Un recours a déjà été couronné de succès : celui opposant l’ONG néerlandaise Milieudefensie à la major pétrolière anglo-néerlandaise Shell, condamnée en mai 2021 à réduire ses émissions de GES de 45 % en 2030 par rapport à leur niveau de 2019 (Shell a fait appel de ce jugement en mars 2022). Une autre procédure, engagée par l’ONG française Notre affaire à tous et plusieurs collectivités locales contre le pétrolier français Total, est d’autant plus remarquable que les Villes de Paris et de New York se sont récemment jointes aux plaignants. Mais ces procédures restent pour l’heure cantonnées aux pays occidentaux, où les firmes fossiles sont détenues par des actionnaires privés, où l’Etat de droit fonctionne mieux, où l’immense pollution environnementale ne s’accompagne pas systématiquement de violations graves des droits humains.

Viser les entreprises

A l’heure où la COP27 s’ouvre dans la ville de Charm el-Cheikh, que reste-t-il alors du concept de « justice climatique » qui avait jusqu’ici servi d’aiguillon aux négociations internationales sur le climat ? L’idée s’est clarifiée, en pointant plus nettement les responsables directs des émissions : « A l’échelle mondiale, 90 entreprises sont, à elles seules, à l’origine des ⅔ des émissions gaz à effet de serre. Les changements climatiques entraînés par ces émissions affectent tragiquement certaines populations dans le monde. Il est donc indispensable que ces entreprises changent de modèle économique et soient traduites en justice », affirme l’ONG Greenpeace France sur la page de son site Internet dédiée à la justice climatique.

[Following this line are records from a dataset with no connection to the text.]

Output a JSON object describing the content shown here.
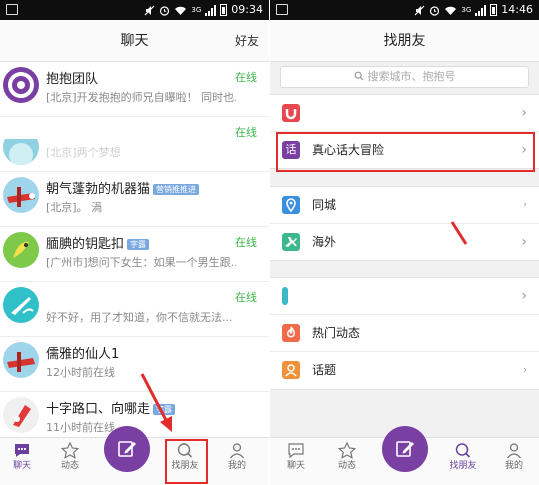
{
  "left": {
    "status": {
      "net": "3G",
      "time": "09:34"
    },
    "header": {
      "title": "聊天",
      "right_action": "好友"
    },
    "chats": [
      {
        "name": "抱抱团队",
        "message": "[北京]开发抱抱的师兄自曝啦！ 同时也...",
        "status": "在线",
        "tag": ""
      },
      {
        "name": "",
        "message": "[北京]两个梦想",
        "status": "在线",
        "tag": ""
      },
      {
        "name": "朝气蓬勃的机器猫",
        "message": "[北京]。 渦",
        "status": "",
        "tag": "营销推推进"
      },
      {
        "name": "腼腆的钥匙扣",
        "message": "[广州市]想问下女生：如果一个男生跟...",
        "status": "在线",
        "tag": "字露"
      },
      {
        "name": "",
        "message": "好不好，用了才知道，你不信就无法...",
        "status": "在线",
        "tag": ""
      },
      {
        "name": "儒雅的仙人1",
        "message": "12小时前在线",
        "status": "",
        "tag": ""
      },
      {
        "name": "十字路口、向哪走",
        "message": "11小时前在线",
        "status": "",
        "tag": "字露"
      }
    ],
    "tabs": [
      {
        "label": "聊天",
        "icon": "chat-bubble-icon"
      },
      {
        "label": "动态",
        "icon": "star-icon"
      },
      {
        "label": "",
        "icon": "compose-icon"
      },
      {
        "label": "找朋友",
        "icon": "search-icon"
      },
      {
        "label": "我的",
        "icon": "person-icon"
      }
    ]
  },
  "right": {
    "status": {
      "net": "3G",
      "time": "14:46"
    },
    "header": {
      "title": "找朋友"
    },
    "search": {
      "placeholder": "搜索城市、抱抱号"
    },
    "rows": [
      {
        "label": "",
        "icon_color": "#e8474f",
        "icon": "magnet-icon"
      },
      {
        "label": "真心话大冒险",
        "icon_color": "#7a3fa2",
        "icon": "truth-dare-icon",
        "icon_text": "话"
      },
      {
        "label": "同城",
        "icon_color": "#3b8fe0",
        "icon": "location-pin-icon"
      },
      {
        "label": "海外",
        "icon_color": "#3cb88a",
        "icon": "airplane-icon"
      },
      {
        "label": "",
        "icon_color": "#3cb8c4",
        "icon": "teal-icon"
      },
      {
        "label": "热门动态",
        "icon_color": "#f06a4c",
        "icon": "flame-icon"
      },
      {
        "label": "话题",
        "icon_color": "#f0923a",
        "icon": "topic-icon"
      }
    ],
    "tabs": [
      {
        "label": "聊天",
        "icon": "chat-bubble-icon"
      },
      {
        "label": "动态",
        "icon": "star-icon"
      },
      {
        "label": "",
        "icon": "compose-icon"
      },
      {
        "label": "找朋友",
        "icon": "search-icon"
      },
      {
        "label": "我的",
        "icon": "person-icon"
      }
    ]
  },
  "colors": {
    "accent": "#7a3fa2",
    "online": "#3bb54a",
    "highlight": "#e22b2b"
  }
}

Or l’instrument des négociations intergouvernementales sur le climat, structuré autour d’un axe Nord-Sud, ne semble plus guère en mesure de répondre à cet enjeu. C’est l’une des raisons pour lesquelles les négociations climat patinent depuis l’Accord de Paris : dans son bilan annuel de l’action climatique, publié le 27 octobre, le Programme des Nations unies pour l’environnement (PNUE) souligne que les politiques actuelles des États mènent tout droit à un réchauffement catastrophique de 2,5°C d’ici la fin du siècle. Le secrétaire général de l’Onu Antonio Guterres y a réagi en soulignant que si les pays développés doivent « montrer la voie » en matière de réduction d’émissions de GES, « les économies émergentes doivent également en faire davantage ». Sauf que dans ces dernières, il est peu probable qu’il existe des tribunaux pour les y contraindre.